Background information
- Also known as: Stuie B, Stucifer
- Born: Stuart Block November 26, 1977 (age 48)
- Genres: Progressive death metal, melodic death metal, heavy metal, power metal, thrash metal, progressive metal, neo-classical metal
- Occupations: Singer, songwriter
- Member of: Annihilator, Into Eternity, The Midgard Project
- Formerly of: Iced Earth, Omega Crom

= Stu Block =

Canadian singer

Stuart Block (born November 26, 1977) is a Canadian singer who is the lead vocalist of progressive death metal band Into Eternity and a former lead singer of heavy metal band Iced Earth. Before joining Into Eternity in 2005, he began his musical career singing for various bands in Vancouver. After two albums with Into Eternity, he joined Iced Earth in 2011 and recorded three albums during his ten-year tenure with the band: Dystopia (2011), Plagues of Babylon (2014) and Incorruptible (2017). He was the second-longest-tenured vocalist in Iced Earth after Matt Barlow.

==Career==

===Early career and Into Eternity===
Block began his musical career in 1998, singing for various metal and rock acts around Vancouver. Before joining Into Eternity, Block was the singer for the band Omega Crom, among others. In 2005, he joined Eternity, and the following year, the band released their first album with him, The Scattering of Ashes. Block received high praise for his performance, with Eduardo Rivadavia of AllMusic calling him "one of the finest metal voices of his generation". Block's second album with Into Eternity, The Incurable Tragedy, was released in 2008. Respectively, in 2011 and 2012, the band released the singles "Sandstorm" and "Fukushima". Also, in late 2012, Block began demoing new material with Eternity and their new touring vocalist Amanda Kiernan.

He rejoined Into Eternity in 2021 as co-lead vocalist after leaving Iced Earth.

===Iced Earth===
In March 2011, it was announced that Block had been chosen as the new lead singer for Iced Earth. Before releasing Block's first album with the group, Iced Earth released a re-recording of their 1995 song "Dante's Inferno" as a free download on their website. Dystopia, Block's first album with Iced Earth, was released on October 18, 2011. The album garnered positive reviews, with some calling it one of Iced Earth's best albums. Block also received praise for his performance. The band released its next Live CD/DVD on April 15, 2013, Live in Ancient Kourion. The album was recorded on August 19, 2012, at the over 2,200-year-old Kourion Theater in Cyprus during the band's Dystopia World Tour.

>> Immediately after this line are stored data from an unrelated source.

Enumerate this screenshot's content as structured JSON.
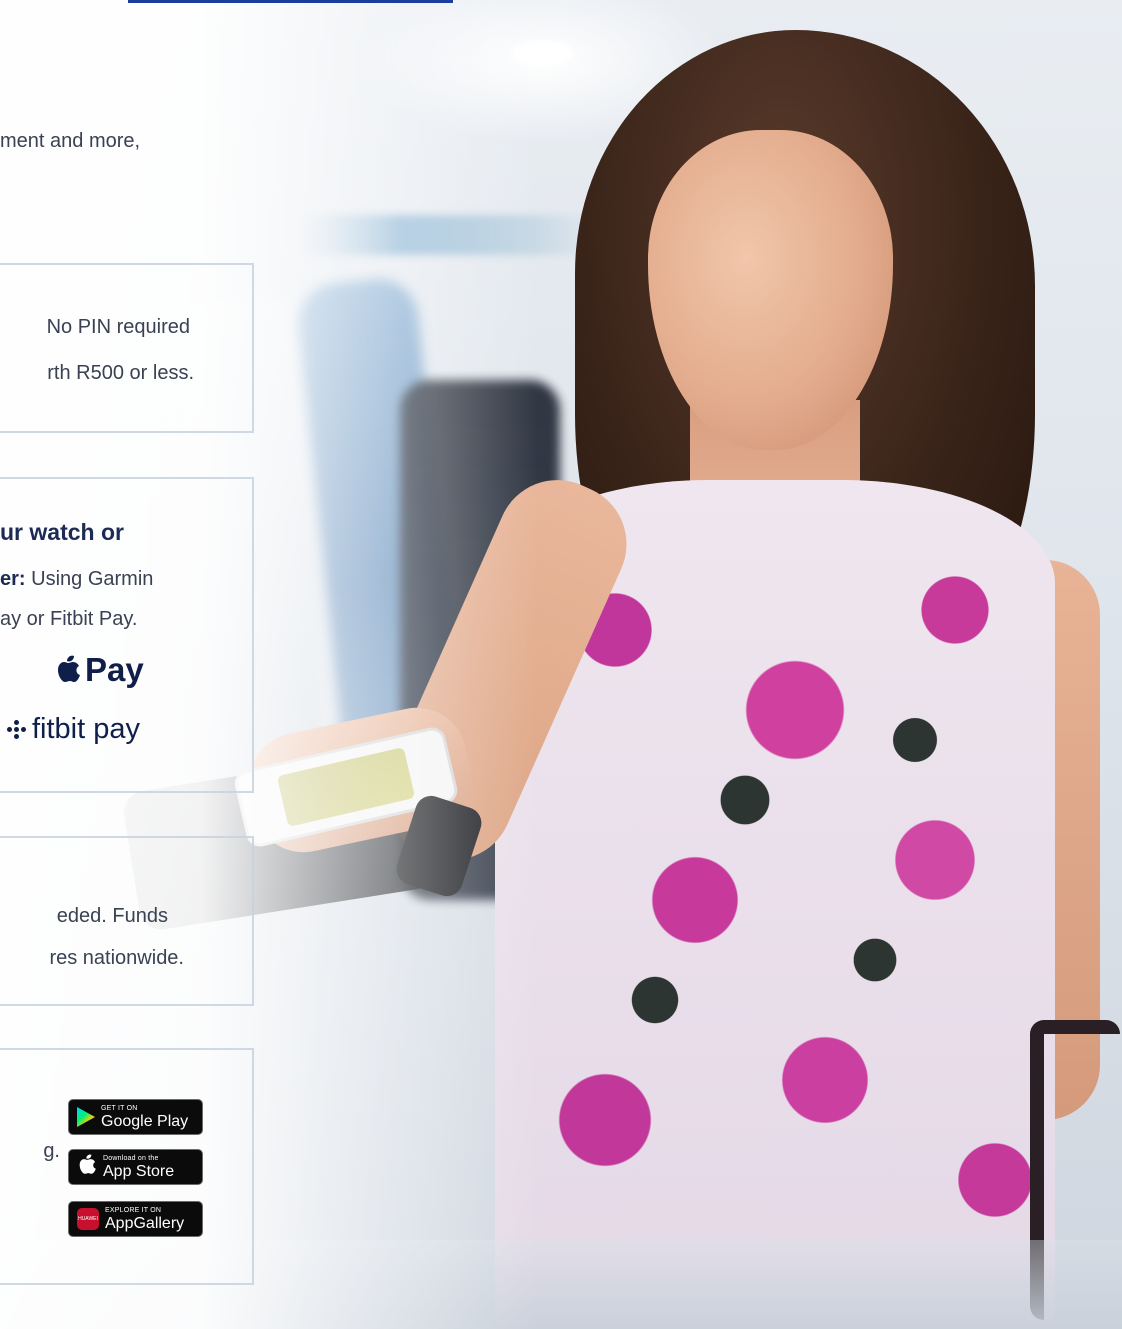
{
  "intro": {
    "text": "ment and more,"
  },
  "contactless": {
    "line1": "No PIN required",
    "line2": "rth R500 or less."
  },
  "wearable": {
    "heading": "ur watch or",
    "line2_bold": "er:",
    "line2_rest": " Using Garmin",
    "line3": "ay or Fitbit Pay.",
    "apple_pay_label": "Pay",
    "fitbit_pay_label": "fitbit pay"
  },
  "cash": {
    "line1": "eded. Funds",
    "line2": "res nationwide."
  },
  "app": {
    "line1": "g.",
    "badges": [
      {
        "small": "GET IT ON",
        "big": "Google Play",
        "icon": "google-play-icon"
      },
      {
        "small": "Download on the",
        "big": "App Store",
        "icon": "apple-icon"
      },
      {
        "small": "EXPLORE IT ON",
        "big": "AppGallery",
        "icon": "huawei-icon",
        "brand": "HUAWEI"
      }
    ]
  },
  "colors": {
    "accent_blue": "#1b3e9c",
    "navy_text": "#1d2a55",
    "body_text": "#3a4152",
    "box_border": "#c8d2de"
  }
}
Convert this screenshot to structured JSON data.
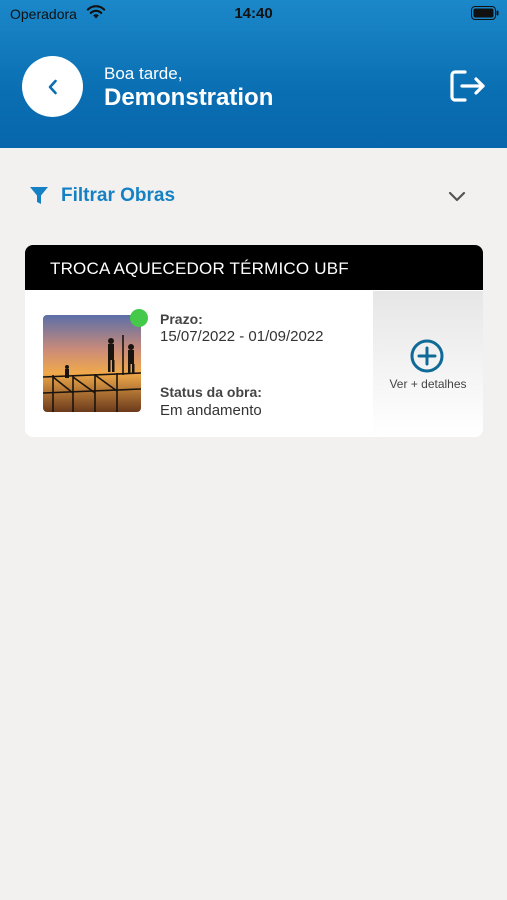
{
  "status_bar": {
    "carrier": "Operadora",
    "time": "14:40"
  },
  "header": {
    "greeting": "Boa tarde,",
    "username": "Demonstration"
  },
  "filter": {
    "label": "Filtrar Obras"
  },
  "obras": [
    {
      "title": "TROCA AQUECEDOR TÉRMICO UBF",
      "prazo_label": "Prazo:",
      "prazo_value": "15/07/2022 - 01/09/2022",
      "status_label": "Status da obra:",
      "status_value": "Em andamento",
      "details_label": "Ver + detalhes",
      "status_color": "#44c94a"
    }
  ],
  "colors": {
    "brand": "#0a6fb3",
    "accent_text": "#1581c4",
    "status_active": "#44c94a"
  },
  "icons": [
    "wifi-icon",
    "battery-icon",
    "chevron-left-icon",
    "logout-icon",
    "filter-icon",
    "chevron-down-icon",
    "plus-circle-icon"
  ]
}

Iced Earth began writing new material for their eleventh studio album in early 2013. The title was later confirmed as Plagues of Babylon, and the album was released in January 2014. Block's second album with the band received mostly positive reviews overall from music critics. In January 2014, the album reached position No. 5 on the German Media Control Charts. This is Iced Earth's highest chart position in their entire career. The band also reached No. 34 on the Ultratop charts in Belgium. Meanwhile, in the US, the album sold approximately 6,300 copies in its first week to debut at No. 49 on the Billboard 200.

Following a period of inactivity, Iced Earth started writing for their twelfth studio album tentatively titled The Judas Goat, with an expected release date and subsequent touring cycle in early 2016.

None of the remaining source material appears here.